What to Read, How to Read It.

Don't you hate it when you get halfway through a book, get distracted by work or play or what not, and then feel a tremendous inertia that prevents you from getting back into the book and finishing it off? It is all the more frustrating when the book is only 220 pages long, like John Banville's The Book of Evidence. Sure, if I just did not like the book, I'd toss it aside and move on. But I like it well enough to finish it. It's not sweeping me off my feet, but it's not that kind of book.

And Banville is important, isn't he? He won a Booker, after all. I am a confessed list-maker, as my book project makes absurdly obvious, and the thing a list-maker likes only slightly less than his own list are other lists. So I look at the list of Booker Prize winners, the list of most important novels of the last 25 years, and so on. And these lists tell me what to read, don't they? After all, the tremendous volume of books being published these days makes us almost dependent on lists to sort the riff from the raff. I look at my bookshelves holding post-World War II fiction and I think to myself, "what of this is worth reading?"

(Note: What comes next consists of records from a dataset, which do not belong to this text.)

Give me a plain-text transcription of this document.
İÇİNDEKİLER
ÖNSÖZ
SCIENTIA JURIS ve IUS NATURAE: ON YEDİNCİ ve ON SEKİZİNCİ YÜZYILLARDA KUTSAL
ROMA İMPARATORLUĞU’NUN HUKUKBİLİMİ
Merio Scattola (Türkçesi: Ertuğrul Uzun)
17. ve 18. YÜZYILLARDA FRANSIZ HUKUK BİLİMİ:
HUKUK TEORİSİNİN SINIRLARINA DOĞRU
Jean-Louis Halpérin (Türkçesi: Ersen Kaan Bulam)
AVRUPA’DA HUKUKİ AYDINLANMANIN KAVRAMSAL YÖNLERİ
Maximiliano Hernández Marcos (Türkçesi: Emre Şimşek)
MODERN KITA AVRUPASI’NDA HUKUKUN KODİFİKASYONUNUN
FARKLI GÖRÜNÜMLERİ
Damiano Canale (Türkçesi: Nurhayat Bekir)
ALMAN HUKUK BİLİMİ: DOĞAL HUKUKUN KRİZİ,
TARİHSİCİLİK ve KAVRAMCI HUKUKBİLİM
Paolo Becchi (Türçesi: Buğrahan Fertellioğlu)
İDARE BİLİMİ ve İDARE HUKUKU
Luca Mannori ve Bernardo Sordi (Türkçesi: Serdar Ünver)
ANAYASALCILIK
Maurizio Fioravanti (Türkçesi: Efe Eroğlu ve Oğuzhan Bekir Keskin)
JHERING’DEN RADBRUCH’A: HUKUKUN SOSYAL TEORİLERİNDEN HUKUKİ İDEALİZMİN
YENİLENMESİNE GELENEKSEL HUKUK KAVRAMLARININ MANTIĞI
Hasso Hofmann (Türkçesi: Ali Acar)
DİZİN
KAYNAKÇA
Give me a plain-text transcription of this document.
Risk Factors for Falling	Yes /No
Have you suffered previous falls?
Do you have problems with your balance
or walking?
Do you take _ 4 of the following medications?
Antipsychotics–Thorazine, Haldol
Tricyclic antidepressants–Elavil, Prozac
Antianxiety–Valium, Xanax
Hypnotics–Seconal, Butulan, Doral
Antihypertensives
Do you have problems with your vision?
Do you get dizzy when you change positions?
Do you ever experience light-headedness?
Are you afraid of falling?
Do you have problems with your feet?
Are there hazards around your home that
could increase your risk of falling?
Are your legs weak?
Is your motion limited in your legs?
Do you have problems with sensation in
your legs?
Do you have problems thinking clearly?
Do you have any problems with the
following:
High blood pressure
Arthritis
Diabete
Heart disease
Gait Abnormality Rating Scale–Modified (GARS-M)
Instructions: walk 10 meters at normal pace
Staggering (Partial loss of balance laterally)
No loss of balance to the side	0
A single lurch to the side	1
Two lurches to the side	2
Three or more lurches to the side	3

Time has told us, more or less, what is worthwhile from the 19th-century. And I feel a strong pull to read these "classics," and have ever since The New Lifetime Reading Plan sparked my book obsession several years ago. But it never feels sufficient to read the great works of the past. Necessary, but not sufficient.

No, I also need to read books being written in my time. By people who live in the world that I live in, or at least a world that exists contemporaneously with my own (it seems a stretch to say that David Foster Wallace and I live in the same world). Litbloggers have helped diversify what I read, to an extent. I probably would be reading Banville even if he had not won the Booker, since Mark Sarvas is such a fan. And as soon as I catch up on the books already on my shelf (which admittedly will never happen), I'd love to start following the Litblog Co-op recommendations and really branch out. But the fact remains, I only have so much time to devote to reading, and I choose not to sacrifice huge chunks of that time just figuring out what to read in the first place, when I'll probably end up with something that would have been recommend to me anyhow.